Heat-island-effect of ship-based bulk measurements for evaporation duct estimation

Because the evaporation duct profile is difficult to measure, different empirical surface layer models have been developed to compute the average refractivity profile near the ocean surface using four bulk measurements: pressure, temperature, humidity, wind speed at a single height (e.g., the ship’s bridge), and sea surface temperature (SST). Although these parameters can be conveniently measured using standard equipment, the measurement accuracy is usually influenced by inherent factors, such as the movement of the ship or the heat island effect.
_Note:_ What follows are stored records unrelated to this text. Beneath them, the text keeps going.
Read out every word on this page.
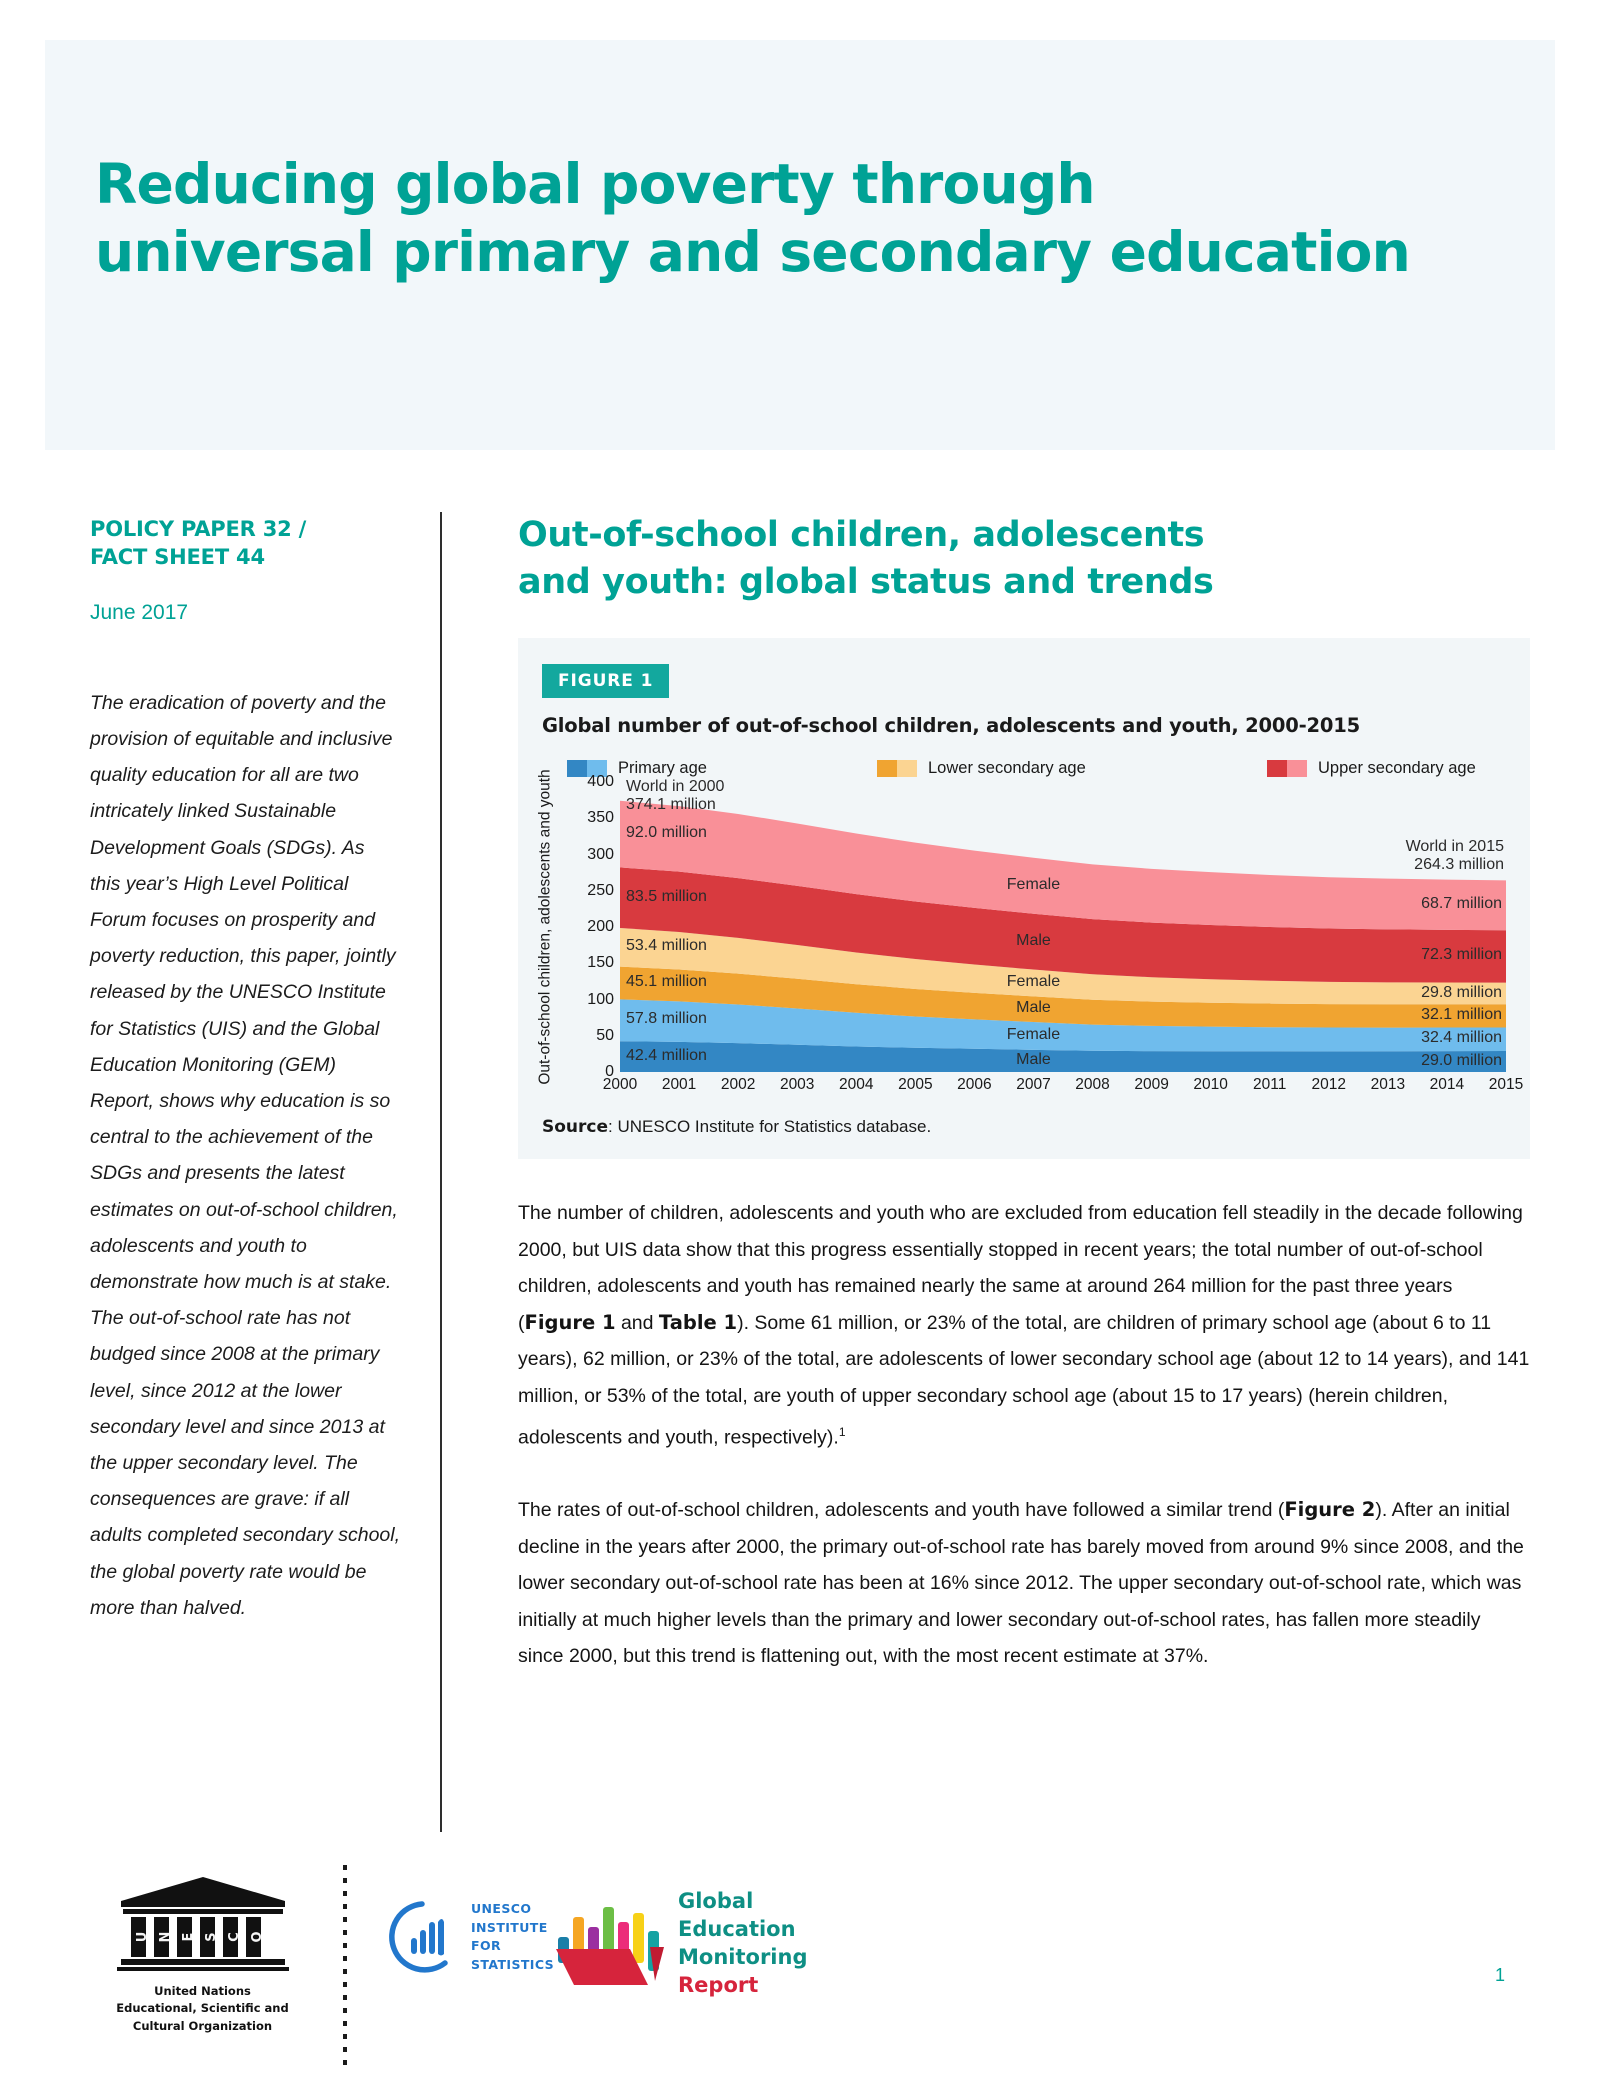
Reducing global poverty through
universal primary and secondary education
POLICY PAPER 32 /
FACT SHEET 44
June 2017
The eradication of poverty and the provision of equitable and inclusive quality education for all are two intricately linked Sustainable Development Goals (SDGs). As this year’s High Level Political Forum focuses on prosperity and poverty reduction, this paper, jointly released by the UNESCO Institute for Statistics (UIS) and the Global Education Monitoring (GEM) Report, shows why education is so central to the achievement of the SDGs and presents the latest estimates on out-of-school children, adolescents and youth to demonstrate how much is at stake. The out-of-school rate has not budged since 2008 at the primary level, since 2012 at the lower secondary level and since 2013 at the upper secondary level. The consequences are grave: if all adults completed secondary school, the global poverty rate would be more than halved.
Out-of-school children, adolescents
and youth: global status and trends
FIGURE 1
Global number of out-of-school children, adolescents and youth, 2000-2015
Primary age	Lower secondary age	Upper secondary age
Out-of-school children, adolescents and youth	0
50
100
150
200
250
300
350
400
2000 2001 2002 2003 2004 2005 2006 2007 2008 2009 2010 2011 2012 2013 2014 2015
World in 2000
374.1 million
World in 2015
264.3 million
92.0 million
68.7 million
Female
83.5 million
72.3 million
Male
53.4 million
29.8 million
Female
45.1 million
32.1 million
Male
57.8 million
32.4 million
Female
42.4 million	29.0 million
Male
Source: UNESCO Institute for Statistics database.

The number of children, adolescents and youth who are excluded from education fell steadily in the decade following 2000, but UIS data show that this progress essentially stopped in recent years; the total number of out-of-school children, adolescents and youth has remained nearly the same at around 264 million for the past three years (Figure 1 and Table 1). Some 61 million, or 23% of the total, are children of primary school age (about 6 to 11 years), 62 million, or 23% of the total, are adolescents of lower secondary school age (about 12 to 14 years), and 141 million, or 53% of the total, are youth of upper secondary school age (about 15 to 17 years) (herein children, adolescents and youth, respectively).$^1$

The rates of out-of-school children, adolescents and youth have followed a similar trend (Figure 2). After an initial decline in the years after 2000, the primary out-of-school rate has barely moved from around 9% since 2008, and the lower secondary out-of-school rate has been at 16% since 2012. The upper secondary out-of-school rate, which was initially at much higher levels than the primary and lower secondary out-of-school rates, has fallen more steadily since 2000, but this trend is flattening out, with the most recent estimate at 37%.

U N E S C O
United Nations
Educational, Scientific and
Cultural Organization
UNESCO
INSTITUTE
FOR
STATISTICS
Global
Education
Monitoring
Report	1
To analyze the heat island effect of ship-based bulk measurements for evaporation duct estimation, an open cruise observation over the Tropical Eastern Indian Ocean from 23 Aug 2024 to 14 Oct 2024 is used. The ship weather station measurements and the corresponding evaporation duct profiles, computed by the NPS evaporation duct model, are compared with 48 low-altitude rocketsonde profiles, which sample a high vertical resolution of air temperature, air humidity, air pressure, and wind parameters. The sensors for air temperature, humidity, pressure, and wind vector are deployed at 13.4 m above the mean sea level, and the SST is measured by an infrared thermometer. The results show that the mean air temperature and relative humidity of the ship measurements are 1.03 K and 4.07% higher than the rocketsonde measurements at the same altitude (i.e., 13.4 m), and the evaporation duct height and strength computed from the ship-based measurements are 1.98 m and 10.07 M-units lower than those from the rocketsonde measurements.